Overview
This three-day introductory course focusses on helping participants gain a thorough understanding of maintaining a Hadoop cluster and its components. Compared to other cluster architectures, Hadoop s designed for massive scalability and has superior fault tolerance. The course also covers how to install, configure and maintain Hadoop on Linux in various computing environments.
What You'll Learn
- Learn to install, configure and maintain the Apache Hadoop framework
 - Explore MapReduce, YARN and Spark
 - Explore Mahout and MLib as well as other frameworks
 - Explore Hadoop architecture (MapReduce, YARN, HDFS, Spark, Cassandra, HBase, Pig, Hive)
 - Install Hadoop
 - Test-run Hadoop programs (Explore basic tests)

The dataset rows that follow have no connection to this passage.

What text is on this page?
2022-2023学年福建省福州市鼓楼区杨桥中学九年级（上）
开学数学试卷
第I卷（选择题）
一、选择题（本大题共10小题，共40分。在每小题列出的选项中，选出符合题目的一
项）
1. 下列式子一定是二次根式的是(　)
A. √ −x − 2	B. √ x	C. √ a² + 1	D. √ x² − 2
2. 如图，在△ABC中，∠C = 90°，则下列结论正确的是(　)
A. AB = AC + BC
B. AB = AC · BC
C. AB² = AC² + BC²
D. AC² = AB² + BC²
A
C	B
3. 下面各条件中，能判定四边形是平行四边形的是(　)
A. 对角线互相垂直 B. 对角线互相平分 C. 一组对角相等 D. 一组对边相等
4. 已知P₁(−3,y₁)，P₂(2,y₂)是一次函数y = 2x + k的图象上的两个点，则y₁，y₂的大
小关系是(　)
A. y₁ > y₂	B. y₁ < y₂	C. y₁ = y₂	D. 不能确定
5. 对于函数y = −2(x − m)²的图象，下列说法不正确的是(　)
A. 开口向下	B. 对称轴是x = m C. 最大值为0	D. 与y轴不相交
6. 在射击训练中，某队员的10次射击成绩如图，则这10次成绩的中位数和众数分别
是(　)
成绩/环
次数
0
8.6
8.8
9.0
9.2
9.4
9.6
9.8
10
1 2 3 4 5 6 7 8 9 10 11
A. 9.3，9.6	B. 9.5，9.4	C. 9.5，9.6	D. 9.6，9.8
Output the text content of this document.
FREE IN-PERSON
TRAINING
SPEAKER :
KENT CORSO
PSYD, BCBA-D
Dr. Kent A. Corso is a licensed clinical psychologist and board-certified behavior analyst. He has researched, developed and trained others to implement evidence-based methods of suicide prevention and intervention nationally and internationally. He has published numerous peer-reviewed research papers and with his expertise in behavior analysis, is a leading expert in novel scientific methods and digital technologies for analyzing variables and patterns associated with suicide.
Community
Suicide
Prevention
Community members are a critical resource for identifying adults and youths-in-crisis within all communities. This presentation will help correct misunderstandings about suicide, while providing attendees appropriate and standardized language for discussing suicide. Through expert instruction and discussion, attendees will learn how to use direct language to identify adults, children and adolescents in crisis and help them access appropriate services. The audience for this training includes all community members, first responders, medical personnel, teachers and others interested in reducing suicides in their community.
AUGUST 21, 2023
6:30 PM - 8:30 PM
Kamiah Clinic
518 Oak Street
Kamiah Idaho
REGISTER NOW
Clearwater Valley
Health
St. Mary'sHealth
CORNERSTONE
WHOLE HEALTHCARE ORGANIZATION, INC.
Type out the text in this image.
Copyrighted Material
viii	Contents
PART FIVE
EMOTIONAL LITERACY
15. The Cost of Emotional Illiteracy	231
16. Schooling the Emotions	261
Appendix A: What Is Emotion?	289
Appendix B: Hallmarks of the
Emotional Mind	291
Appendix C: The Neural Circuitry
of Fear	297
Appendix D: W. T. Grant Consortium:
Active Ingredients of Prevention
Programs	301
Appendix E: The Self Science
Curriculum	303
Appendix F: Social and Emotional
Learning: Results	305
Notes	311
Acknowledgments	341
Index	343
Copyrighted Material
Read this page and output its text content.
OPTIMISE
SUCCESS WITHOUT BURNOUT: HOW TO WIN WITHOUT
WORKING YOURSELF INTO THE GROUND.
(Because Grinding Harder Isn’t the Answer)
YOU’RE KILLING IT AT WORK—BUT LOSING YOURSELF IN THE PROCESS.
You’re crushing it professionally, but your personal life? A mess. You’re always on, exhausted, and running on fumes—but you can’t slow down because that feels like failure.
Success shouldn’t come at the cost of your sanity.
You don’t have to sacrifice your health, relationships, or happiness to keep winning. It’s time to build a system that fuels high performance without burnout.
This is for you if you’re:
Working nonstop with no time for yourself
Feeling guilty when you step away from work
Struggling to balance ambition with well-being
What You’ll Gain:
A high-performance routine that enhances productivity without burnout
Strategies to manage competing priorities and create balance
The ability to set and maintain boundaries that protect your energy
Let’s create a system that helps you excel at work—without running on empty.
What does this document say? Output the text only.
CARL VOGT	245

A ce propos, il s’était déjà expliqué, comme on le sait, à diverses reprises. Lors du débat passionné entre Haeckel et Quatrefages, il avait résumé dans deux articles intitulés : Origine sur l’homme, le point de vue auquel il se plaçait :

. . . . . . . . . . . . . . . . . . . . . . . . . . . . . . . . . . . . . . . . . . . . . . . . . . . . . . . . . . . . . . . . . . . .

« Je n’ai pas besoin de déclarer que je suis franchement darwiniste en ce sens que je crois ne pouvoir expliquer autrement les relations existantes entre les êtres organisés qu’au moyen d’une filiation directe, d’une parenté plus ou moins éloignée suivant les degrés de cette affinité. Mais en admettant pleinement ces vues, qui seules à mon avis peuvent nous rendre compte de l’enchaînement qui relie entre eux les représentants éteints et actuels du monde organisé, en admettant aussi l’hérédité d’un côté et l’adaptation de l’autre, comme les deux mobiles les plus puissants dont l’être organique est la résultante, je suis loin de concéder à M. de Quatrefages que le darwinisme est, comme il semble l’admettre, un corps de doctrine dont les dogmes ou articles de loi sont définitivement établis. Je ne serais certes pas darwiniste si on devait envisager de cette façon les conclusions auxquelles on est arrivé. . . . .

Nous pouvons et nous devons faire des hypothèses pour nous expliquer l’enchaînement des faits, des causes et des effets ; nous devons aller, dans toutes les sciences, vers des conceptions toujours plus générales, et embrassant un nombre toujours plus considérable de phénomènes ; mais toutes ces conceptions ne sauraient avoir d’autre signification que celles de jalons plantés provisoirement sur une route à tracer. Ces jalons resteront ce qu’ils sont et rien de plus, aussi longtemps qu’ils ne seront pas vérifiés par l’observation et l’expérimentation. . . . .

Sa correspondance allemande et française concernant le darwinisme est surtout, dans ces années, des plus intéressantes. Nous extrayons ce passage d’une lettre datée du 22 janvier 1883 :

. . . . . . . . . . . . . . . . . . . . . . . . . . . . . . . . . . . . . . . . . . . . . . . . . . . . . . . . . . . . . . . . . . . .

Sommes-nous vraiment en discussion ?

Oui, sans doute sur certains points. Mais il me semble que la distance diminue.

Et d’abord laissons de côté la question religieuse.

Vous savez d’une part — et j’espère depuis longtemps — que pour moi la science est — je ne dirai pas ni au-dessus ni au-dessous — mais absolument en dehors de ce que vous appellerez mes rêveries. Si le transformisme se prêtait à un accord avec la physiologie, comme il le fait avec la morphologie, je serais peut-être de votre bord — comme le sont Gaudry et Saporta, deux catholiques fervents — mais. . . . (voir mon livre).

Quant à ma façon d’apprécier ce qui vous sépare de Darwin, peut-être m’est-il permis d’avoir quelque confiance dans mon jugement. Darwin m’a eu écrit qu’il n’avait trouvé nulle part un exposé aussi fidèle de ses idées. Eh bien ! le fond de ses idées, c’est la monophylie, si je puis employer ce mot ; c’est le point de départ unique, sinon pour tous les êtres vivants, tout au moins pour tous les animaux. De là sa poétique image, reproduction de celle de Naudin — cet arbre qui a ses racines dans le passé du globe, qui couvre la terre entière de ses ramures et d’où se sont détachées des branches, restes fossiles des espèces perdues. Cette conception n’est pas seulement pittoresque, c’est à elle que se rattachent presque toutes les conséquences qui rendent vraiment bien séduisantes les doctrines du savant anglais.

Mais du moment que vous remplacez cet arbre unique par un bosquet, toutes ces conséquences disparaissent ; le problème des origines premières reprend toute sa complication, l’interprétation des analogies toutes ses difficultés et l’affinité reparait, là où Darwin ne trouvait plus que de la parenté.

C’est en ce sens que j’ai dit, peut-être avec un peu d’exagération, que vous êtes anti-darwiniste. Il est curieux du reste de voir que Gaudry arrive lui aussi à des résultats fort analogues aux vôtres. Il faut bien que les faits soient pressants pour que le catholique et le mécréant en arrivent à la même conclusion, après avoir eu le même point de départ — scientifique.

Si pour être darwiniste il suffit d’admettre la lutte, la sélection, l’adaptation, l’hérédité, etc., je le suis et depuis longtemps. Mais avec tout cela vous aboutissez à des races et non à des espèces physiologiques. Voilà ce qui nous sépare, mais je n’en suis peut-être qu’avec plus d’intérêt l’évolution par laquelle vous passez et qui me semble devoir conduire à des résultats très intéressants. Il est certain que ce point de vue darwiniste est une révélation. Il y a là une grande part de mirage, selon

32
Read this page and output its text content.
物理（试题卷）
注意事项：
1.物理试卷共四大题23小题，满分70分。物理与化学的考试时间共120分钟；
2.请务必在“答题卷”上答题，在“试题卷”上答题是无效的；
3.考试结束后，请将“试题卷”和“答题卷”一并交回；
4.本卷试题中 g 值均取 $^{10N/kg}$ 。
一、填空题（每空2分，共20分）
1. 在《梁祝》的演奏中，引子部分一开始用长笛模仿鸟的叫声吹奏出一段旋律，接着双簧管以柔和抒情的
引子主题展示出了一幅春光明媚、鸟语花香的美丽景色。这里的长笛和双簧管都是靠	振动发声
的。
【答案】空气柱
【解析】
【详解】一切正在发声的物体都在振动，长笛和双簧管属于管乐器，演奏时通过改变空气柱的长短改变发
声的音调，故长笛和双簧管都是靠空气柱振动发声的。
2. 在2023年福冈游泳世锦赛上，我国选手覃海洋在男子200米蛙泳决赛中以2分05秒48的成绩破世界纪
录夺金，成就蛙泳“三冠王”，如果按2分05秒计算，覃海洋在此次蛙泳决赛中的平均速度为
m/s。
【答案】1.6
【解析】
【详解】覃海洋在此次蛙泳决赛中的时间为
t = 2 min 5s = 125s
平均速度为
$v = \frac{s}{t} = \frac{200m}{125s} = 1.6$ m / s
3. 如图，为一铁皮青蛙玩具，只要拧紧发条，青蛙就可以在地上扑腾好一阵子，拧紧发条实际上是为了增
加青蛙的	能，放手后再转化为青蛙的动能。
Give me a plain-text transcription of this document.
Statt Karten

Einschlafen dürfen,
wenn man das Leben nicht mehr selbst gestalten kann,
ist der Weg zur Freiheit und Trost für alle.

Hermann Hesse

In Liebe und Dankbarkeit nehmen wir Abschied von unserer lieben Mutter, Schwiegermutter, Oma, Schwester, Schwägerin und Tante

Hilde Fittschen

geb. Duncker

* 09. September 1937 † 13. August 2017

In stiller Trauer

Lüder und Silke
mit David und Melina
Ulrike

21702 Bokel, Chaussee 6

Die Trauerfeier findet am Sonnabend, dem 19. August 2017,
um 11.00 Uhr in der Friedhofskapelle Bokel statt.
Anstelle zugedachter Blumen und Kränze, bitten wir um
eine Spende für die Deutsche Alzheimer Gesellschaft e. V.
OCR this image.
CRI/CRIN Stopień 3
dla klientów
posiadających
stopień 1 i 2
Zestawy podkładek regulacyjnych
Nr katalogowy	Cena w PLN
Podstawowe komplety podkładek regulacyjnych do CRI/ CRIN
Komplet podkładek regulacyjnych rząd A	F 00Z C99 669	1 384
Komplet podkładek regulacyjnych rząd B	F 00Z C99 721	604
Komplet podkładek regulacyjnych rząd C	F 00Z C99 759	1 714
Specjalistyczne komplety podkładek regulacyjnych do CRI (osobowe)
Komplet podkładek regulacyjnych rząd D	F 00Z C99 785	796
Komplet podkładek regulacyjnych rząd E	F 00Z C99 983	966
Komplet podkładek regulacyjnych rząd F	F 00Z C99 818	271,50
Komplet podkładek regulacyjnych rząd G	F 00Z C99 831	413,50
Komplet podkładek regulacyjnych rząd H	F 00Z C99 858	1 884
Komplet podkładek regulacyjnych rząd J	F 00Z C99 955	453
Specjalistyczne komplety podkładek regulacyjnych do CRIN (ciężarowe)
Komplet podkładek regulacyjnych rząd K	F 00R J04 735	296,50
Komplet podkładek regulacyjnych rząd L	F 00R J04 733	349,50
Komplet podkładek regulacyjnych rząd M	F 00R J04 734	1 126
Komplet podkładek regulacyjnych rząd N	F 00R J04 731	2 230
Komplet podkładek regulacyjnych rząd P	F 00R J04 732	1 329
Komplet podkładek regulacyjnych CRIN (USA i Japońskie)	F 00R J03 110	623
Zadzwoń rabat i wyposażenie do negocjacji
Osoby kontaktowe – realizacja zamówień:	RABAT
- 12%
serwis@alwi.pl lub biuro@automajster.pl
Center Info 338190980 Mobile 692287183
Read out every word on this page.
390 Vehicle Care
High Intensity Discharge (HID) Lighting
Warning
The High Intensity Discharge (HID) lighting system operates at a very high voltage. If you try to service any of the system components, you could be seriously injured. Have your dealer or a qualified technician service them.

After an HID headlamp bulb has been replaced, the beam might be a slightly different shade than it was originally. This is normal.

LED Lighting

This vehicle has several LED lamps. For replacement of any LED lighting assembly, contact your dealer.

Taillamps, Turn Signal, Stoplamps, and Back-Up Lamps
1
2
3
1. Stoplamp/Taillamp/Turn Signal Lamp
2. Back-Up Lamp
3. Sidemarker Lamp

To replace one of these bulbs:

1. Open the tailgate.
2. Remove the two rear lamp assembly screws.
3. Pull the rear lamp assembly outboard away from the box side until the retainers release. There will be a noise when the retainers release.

 - Learn to optimize and performance-tune Hadoop
 - Explore installing Hadoop for the cloud and HBase (optional)
 
Curriculum
- Hadoop history and concepts
 - Ecosystem
 - Distributions
 - High level architecture
 - Hadoop myths
 - Hadoop challenges (hardware / software)
 
- Selecting software and Hadoop distributions
 - Sizing the cluster and planning for growth
 - Selecting hardware and network
 - Rack topology
 - Installation
 - Multi-tenancy
 - Directory structure and logs
 - Benchmarking
 
- Concepts (horizontal scaling, replication, data locality, rack awareness)
 - Nodes and daemons (NameNode, Secondary NameNode, HA Standby NameNode, DataNode)
 - Health monitoring
 - Command-line and browser-based administration
 - Adding storage and replacing defective drives
 
- Parallel computing before MapReduce: compare HPC versus Hadoop administration
 - MapReduce cluster loads
 - Nodes and Daemons (JobTracker, TaskTracker)
 - MapReduce UI walk through
 - MapReduce configuration
 - Job config
 - Job schedulers
 - Administrator view of MapReduce best practices
 - Optimizing MapReduce
 - Fool proofing MR: what to tell your programmers
 - YARN: architecture and use
 
- Hardware monitoring
 - System software monitoring
 - Hadoop cluster monitoring
 - Adding and removing servers and upgrading Hadoop
 - Backup, recovery, and business continuity planning
 - Cluster configuration tweaks
 - Hardware maintenance schedule
 - Oozie scheduling for administrators
 - Securing your cluster with Kerberos
 - The future of Hadoop
 
Who should attend
The course is highly recommended for –
- Hadoop administrators
 - Software administrators
 - System administrators
 
Prerequisites
Participants need to be familiar with navigating the Linux command-line and have a basic knowledge of Linux editor, such as, VI/nano, etc. for editing code.